Course Unit | Session 4: The Making of Black Health Professionals: Nurses and Black Hospitals

Session 4: The Making of Black Health Professionals: Nurses and Black Hospitals

Description

This session will explore the narratives of early black nurses and some of the barriers they faced to become health professionals to include: their training, their ability to find work and the nature of their work. This session will also focus on the rise of hospitals and their importance to the training of nurses and physicians, and in delivery of medical care.   

Required Readings:

Darlene Clark Hine. Chapter 1, “Origins of the Black hospital and nurse training school movement: an overview.” In: Black Women in White (Bloomington, IN: Indiana University Press, 1989), pp. 3-25.

Mabel Keaton Staupers. Chapter 1, “Early pioneers – nurses and schools.” In: No Time for Prejudice (New York,NY: Macmillan, 1961), pp. 1-14.

Booker T. Washington. “Training Colored nurses at Tuskegee.” In: Black Women in the Nursing Profession: A Documentary History (Garland Publishing, 1985), pp. 7-10.

Vanessa Northington Gamble. Chapter 1, “Roots of the black hospital reform movement.” In: Making a Place for Ourselves (New York, NY: Oxford University Press, 1995), pp. 3-34.

Optional readings:

Anna B. Coles. “The Howard University School of Nursing in historical perspective.” In: Black Women in the Nursing Profession: A Documentary History, pp. 29-42.

Daniel Hale Williams. The need of hospitals and training schools for Colored people of the South. Reprint from The National Hospital Record, Detroit, MI, (1900).

Thomas Ward, Jr.
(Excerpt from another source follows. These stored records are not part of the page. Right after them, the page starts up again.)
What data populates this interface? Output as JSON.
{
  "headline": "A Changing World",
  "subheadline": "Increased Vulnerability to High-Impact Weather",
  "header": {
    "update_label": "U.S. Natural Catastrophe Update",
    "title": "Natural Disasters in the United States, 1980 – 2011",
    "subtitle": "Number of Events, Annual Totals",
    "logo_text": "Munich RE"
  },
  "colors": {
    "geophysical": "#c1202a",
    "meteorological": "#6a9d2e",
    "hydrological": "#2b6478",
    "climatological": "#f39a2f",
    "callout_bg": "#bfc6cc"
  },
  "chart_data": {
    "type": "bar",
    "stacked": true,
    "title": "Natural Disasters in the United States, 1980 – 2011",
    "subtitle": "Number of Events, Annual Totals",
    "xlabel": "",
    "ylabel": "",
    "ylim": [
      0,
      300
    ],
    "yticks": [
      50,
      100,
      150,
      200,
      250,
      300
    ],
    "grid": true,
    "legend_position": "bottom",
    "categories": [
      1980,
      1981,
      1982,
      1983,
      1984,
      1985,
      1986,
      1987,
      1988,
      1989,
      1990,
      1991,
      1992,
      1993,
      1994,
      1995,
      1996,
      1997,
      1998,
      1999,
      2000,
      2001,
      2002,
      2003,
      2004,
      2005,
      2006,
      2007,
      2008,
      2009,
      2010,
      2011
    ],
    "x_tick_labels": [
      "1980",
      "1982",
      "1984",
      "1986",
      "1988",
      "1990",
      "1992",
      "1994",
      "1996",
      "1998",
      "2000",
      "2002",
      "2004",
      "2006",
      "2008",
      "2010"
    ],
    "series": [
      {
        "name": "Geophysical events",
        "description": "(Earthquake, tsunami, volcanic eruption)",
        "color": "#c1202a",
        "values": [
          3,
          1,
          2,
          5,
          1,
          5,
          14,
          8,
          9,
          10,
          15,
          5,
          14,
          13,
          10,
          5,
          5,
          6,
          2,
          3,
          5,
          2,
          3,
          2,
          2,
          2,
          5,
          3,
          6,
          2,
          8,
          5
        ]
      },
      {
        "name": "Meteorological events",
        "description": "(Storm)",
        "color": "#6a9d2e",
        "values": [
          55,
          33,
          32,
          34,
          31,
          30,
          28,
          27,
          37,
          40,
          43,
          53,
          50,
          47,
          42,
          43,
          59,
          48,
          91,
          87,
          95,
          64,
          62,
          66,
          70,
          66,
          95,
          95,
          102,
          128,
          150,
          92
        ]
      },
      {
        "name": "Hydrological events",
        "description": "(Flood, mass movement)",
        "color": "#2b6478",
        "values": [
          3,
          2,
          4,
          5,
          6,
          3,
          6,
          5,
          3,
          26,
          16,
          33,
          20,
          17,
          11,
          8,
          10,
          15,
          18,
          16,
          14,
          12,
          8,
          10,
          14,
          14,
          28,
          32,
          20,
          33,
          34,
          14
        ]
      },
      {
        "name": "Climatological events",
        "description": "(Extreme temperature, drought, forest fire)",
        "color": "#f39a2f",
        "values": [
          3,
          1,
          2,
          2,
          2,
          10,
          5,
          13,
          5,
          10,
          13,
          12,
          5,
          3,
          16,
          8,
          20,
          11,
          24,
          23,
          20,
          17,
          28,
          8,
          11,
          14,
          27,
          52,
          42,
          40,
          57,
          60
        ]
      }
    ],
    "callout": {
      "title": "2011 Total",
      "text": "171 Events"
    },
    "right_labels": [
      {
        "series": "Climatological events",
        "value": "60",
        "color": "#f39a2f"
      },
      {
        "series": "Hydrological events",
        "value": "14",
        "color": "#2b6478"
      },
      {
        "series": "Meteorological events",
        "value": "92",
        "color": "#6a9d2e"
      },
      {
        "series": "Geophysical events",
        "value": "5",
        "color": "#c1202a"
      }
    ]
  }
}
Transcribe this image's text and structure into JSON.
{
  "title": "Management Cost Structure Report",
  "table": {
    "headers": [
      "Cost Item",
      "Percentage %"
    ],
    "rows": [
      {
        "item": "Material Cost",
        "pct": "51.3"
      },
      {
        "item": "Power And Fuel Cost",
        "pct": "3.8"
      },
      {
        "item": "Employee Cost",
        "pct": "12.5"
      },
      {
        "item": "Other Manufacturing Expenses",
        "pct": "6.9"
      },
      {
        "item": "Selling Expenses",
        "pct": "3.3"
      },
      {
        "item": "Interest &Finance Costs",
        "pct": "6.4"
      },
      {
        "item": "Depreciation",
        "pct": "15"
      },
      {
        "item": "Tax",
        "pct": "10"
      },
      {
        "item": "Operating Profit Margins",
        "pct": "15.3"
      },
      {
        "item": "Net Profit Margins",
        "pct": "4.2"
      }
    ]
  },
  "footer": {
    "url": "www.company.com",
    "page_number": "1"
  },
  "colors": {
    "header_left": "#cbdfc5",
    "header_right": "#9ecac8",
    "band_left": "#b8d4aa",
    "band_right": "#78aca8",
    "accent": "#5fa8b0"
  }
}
Chapter 3, “Postgraduate education,” pp. 59-81; Chapter 6, “Hospital privileges,” pp. 153-170. In: Black Physicians in the Jim Crow South.

 Questions:

  1. Who were some of the early African American nurse leaders and what were their contributions to creating the nursing profession?
  2. Why were Black nursing schools established? Who ran them? 
  3. Did African American nursing students receive similar or the same professional training as white student nurses? 
  4. Did Black nurses face difficulty in obtaining a license to practice nursing?
  5. Why were hospitals important in the training of Black nurses and physicians?  How does this differ from dentists?
  6. Could Black physicians obtain privileges to work in white hospitals?
  7. Could Black medical students and house staff train in white hospitals?
  8. Could Black patients receive medical care in white hospitals? If not, why? 
  9. If African Americans got sick, what was available to them in terms of medical services: physicians, nurses, clinics, hospitals?